De outra feita, Nietzsche nos apresenta àquele que viveu “alguma vez um instante descomunal” e, inebriado por tamanha experiência, reconhece na verdade dita pelo amigo demônio, tornado em deus, a medida do desenrolar da existência e da falta de desejo e de possibilidade de que tudo venha a ser de outra forma, se deita ao leito trágico da vida e se faz desta seu amante, companheiro e pleno vontade que ela seja tal como é, hoje e sempre, sem que haja morte possível que o separe, nem felicidade maior que o complete, pois que a realidade do mundo tal como ele é se desfralda perante seus olhos e ouvidos e o preenche de saber, tornando-o filósofo e homem, vida e morte, amor e ódio, pleno e satisfeito com seu amor pelo saber. E há algo mais pleno de si que o filósofo que, ouvindo a verdade sendo dita por aquele que dela compartilha e conhece, o demônio deus do saber, não se preencha e deseje que ela seja eterna assim como a existência que leva?

Sinto no fundo da garganta ao ler o aforismo 341, mais do que a exposição de um conceito acerca do funcionamento do mundo, da impossibilidade da geração de novas experiências, ou da criação de novas vidas e situações, assunto por demais obscuro e que merece uma apreciação de melhores do que eu para que este não seja tal como mulher madura cortejada por meninos. Reconheço ao ler o aforismo, nesse momento, a minha impossibilidade, ou talvez a imposibilidade eterna da compreensão dos mecanismos da existência. E talvez por isso o velho mestre não se prolongue, ou torne mais claro, em seu mais célebre aforismo, “O mais pesado dos pesos” sobre os meandros do conceito que apresenta. Sinto a exibição de mais uma apresentação daquilo que o filósofo considera como sendo a postura necessária não somente para o filósofo, mas para o homem em geral. Uma postura que traga ao homem uma possibilidade de felicidade, de realização perante ao mundo enquanto parte do mesmo, como ser que compartilha e reconhece que faz do mundo que o cerca, como parte integrante e não como figura arrogante que pretende dominar e escravizar este mundo para que satisfaça a sua necessidade de sobrevivência, de controle ou de poder.

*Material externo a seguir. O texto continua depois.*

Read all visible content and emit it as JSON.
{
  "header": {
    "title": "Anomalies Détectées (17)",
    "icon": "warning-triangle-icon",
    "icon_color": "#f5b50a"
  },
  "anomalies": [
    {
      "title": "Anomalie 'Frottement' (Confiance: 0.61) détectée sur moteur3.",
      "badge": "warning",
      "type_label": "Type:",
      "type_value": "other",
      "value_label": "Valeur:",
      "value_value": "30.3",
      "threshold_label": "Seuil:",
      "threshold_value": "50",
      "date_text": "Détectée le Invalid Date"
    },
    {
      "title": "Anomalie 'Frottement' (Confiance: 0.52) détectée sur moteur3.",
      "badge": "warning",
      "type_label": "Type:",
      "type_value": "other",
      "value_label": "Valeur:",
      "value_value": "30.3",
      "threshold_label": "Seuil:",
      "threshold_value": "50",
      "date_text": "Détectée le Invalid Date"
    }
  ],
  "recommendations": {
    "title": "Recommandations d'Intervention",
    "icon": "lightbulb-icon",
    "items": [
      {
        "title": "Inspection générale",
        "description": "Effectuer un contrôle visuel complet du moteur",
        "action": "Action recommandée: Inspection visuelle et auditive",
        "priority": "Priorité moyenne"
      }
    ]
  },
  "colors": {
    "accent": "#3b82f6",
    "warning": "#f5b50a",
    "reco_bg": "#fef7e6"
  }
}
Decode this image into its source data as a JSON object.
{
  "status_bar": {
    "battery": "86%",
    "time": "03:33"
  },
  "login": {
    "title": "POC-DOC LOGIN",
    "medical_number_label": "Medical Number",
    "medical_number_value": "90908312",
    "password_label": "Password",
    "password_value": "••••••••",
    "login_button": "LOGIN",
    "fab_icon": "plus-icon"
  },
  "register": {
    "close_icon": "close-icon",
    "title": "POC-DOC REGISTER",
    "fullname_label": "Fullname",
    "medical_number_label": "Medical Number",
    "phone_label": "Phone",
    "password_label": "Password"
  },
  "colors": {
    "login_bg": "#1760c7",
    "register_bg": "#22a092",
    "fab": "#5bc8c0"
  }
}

O poder do homem, representado pela busca do filósofo pela verdade, reside na capacidade, ou talvez na possibilidade de, reconhecer a vida tal como ela se mostra e, na anuência destes processos, fazer-se digno de agir de acordo com isso e realizar plenamente a sua própria existência. De novo, novamente, incansável e apaixonadamente, desejoso de estar no mundo e dele sentir o devir e ocaso de tudo, no eterno ballet de “cada dor e cada prazer e cada pensamento e suspiro e tudo o que há de indizivelmente pequeno e de grande” feliz de, conhecendo o mundo como ser inserido neste, se faz digno e feliz de poder tal como não posso, agora, menino, decifrar o mistério do Eterno Retorno, cortejar a existência como seu amante fiel, maduro e ciente de tudo o que está em jogo e aceitando em seu leito tudo aquilo que a vida, amada, tem para nos oferecer.

.:: Rodrigo Sinoti ::.

2 Comments:

Blogger Fabio Rocha said...

Putz, ficou muito maneiro! :) Parabéns!! Me inspira a tentar usar uma linguagem mais poética e livre nos trabalhos acadêmicos. :)

quinta-feira, janeiro 25, 2007 10:14:00 AM

 
Blogger Adriano de F. Trindade said...

É interessante o efeito de uma simplicidade esmagadora sobre uma teoria intrincada porém pré-estabelecida. Para o cristão que acredita piamente nos mecanismos do "céu" e "inferno", bem como no seu método de seleção, e trocar todas essas engrenagens celestiais por um simples processo repetitivo, muitas vezes destrói o sentido de sua vida. Mas é um mal necessário, pois dessa destruição pode surgir uma nova consciência, e esta nova consciência será mais simpática para a segunda reação que o demônio recebeu. Tá muito bom seu texto, viu, fio? Tá fora de série. Temos que tomar mais cervejas uma hora dessas!!! Abração!!